Carlow Garden Trail and Festival – A Shared Journey In Sustainable Gardening

Sustainability Highlights

  • 20+ years of gardens, big houses and community spaces collaborating across the county
  • Shared ethos of caring for place through practical, grounded sustainability actions
  • Mulching, composting and reduced chemical use common across many members
  • Naturalised planting and pollinator-friendly areas supporting biodiversity
  • Rainwater harvesting and sensitive grassland management emerging across the Trail
  • Heritage conservation using traditional materials and methods
  • Annual Carlow Garden Festival increasingly integrating sustainability practices
  • Festival improvements: public transport option, carpool encouragement, clearer visitor guidance
  • Enhanced waste management and new “Go Green” section on the festival website
  • Collective commitment to steady progress rather than perfection
  • Visitor invitation to notice small signs of care: wildflower borders, restored structures, undisturbed natural corners

A Trail Rooted in Garden Tradition
 
The Carlow Garden Trail brings together a diverse collection of gardens, big houses and community spaces that have been welcoming visitors for more than twenty years. What links them is not only a rich gardening tradition, but a shared commitment to caring for their places in a thoughtful and sustainable way.

Huntington Castle during the Carlow Garden Festival

Sustainability in Everyday Practice
 
Across the Trail, sustainability is expressed through practical, grounded actions. Many members mulch, compost, reduce chemical use, harvest rainwater, grow food onsite or create naturalised areas that support pollinators. Others are restoring heritage buildings with traditional materials, managing grasslands more sensitively or improving their waste and energy practices. Each site contributes in its own way, and these individual efforts collectively strengthen the Trail.
 
The annual Carlow Garden Festival is where many of these efforts become visible. Recent developments include a public transport option, stronger encouragement for carpooling, clearer visitor guidance towards achieving zero impact from a festival visit, improved waste practices, more transparent communication through e-ticketing and a new “Go Green” section on the festival website. These developments mark steady, practical progress in how the Festival supports more sustainable visitor experiences.

A Journey of Steady Progress
 
This is a story of steady progress made by people who know their gardens intimately and understand that thriving places depend on small, consistent choices. Some members are just beginning their journey; others are further along with regenerative gardening, organic growing or biodiversity work.
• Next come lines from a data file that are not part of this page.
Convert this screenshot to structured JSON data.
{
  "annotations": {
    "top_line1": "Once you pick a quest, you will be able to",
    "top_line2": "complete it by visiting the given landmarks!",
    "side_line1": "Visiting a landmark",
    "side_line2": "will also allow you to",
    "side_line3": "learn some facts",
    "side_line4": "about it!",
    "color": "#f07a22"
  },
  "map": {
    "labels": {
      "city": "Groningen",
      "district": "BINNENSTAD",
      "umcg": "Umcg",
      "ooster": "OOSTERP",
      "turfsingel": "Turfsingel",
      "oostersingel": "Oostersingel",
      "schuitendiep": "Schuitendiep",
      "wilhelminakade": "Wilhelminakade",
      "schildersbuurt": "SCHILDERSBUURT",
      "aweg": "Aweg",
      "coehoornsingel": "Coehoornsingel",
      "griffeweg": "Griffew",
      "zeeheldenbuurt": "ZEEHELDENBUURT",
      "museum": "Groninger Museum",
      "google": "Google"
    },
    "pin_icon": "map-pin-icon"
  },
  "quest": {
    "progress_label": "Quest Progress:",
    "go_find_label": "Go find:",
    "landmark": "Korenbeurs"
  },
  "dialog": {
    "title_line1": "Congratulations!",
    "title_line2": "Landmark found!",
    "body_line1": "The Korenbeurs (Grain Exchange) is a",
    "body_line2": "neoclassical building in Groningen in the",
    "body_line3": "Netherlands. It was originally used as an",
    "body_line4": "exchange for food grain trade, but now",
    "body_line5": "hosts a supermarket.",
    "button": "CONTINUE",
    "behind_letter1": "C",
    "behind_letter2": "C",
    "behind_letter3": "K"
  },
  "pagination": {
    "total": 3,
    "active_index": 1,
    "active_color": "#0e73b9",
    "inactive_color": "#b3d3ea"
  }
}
What matters is that each member is moving with honesty, intention and care.
 
As you explore the Trail, we invite you to look for the signs of this work: the wildflower borders supporting bees, the heritage structures repaired for future generations, the compost that feeds new growth, the quieter corners left undisturbed. These details reveal a genuine sustainability story and a community working gently and deliberately towards a greener, more resilient future for Carlow.

An Gairdin Beo, Carlow Garden Festival

In 2024, managers and owners across the Carlow Garden Trail undertook the accredited Level 6 Certificate in Sustainable Destination Practice with Munster Technological University. As part of the programme, participants completed independent assessments of their current practice and developed future-focused Sustainability Action Plans. Together, they share a commitment to progressing their sustainability journey in a practical, collaborative and accountable way. Their shared intention is to offer welcoming visitor experiences that support the long-term wellbeing of Carlow’s people, heritage and natural environment.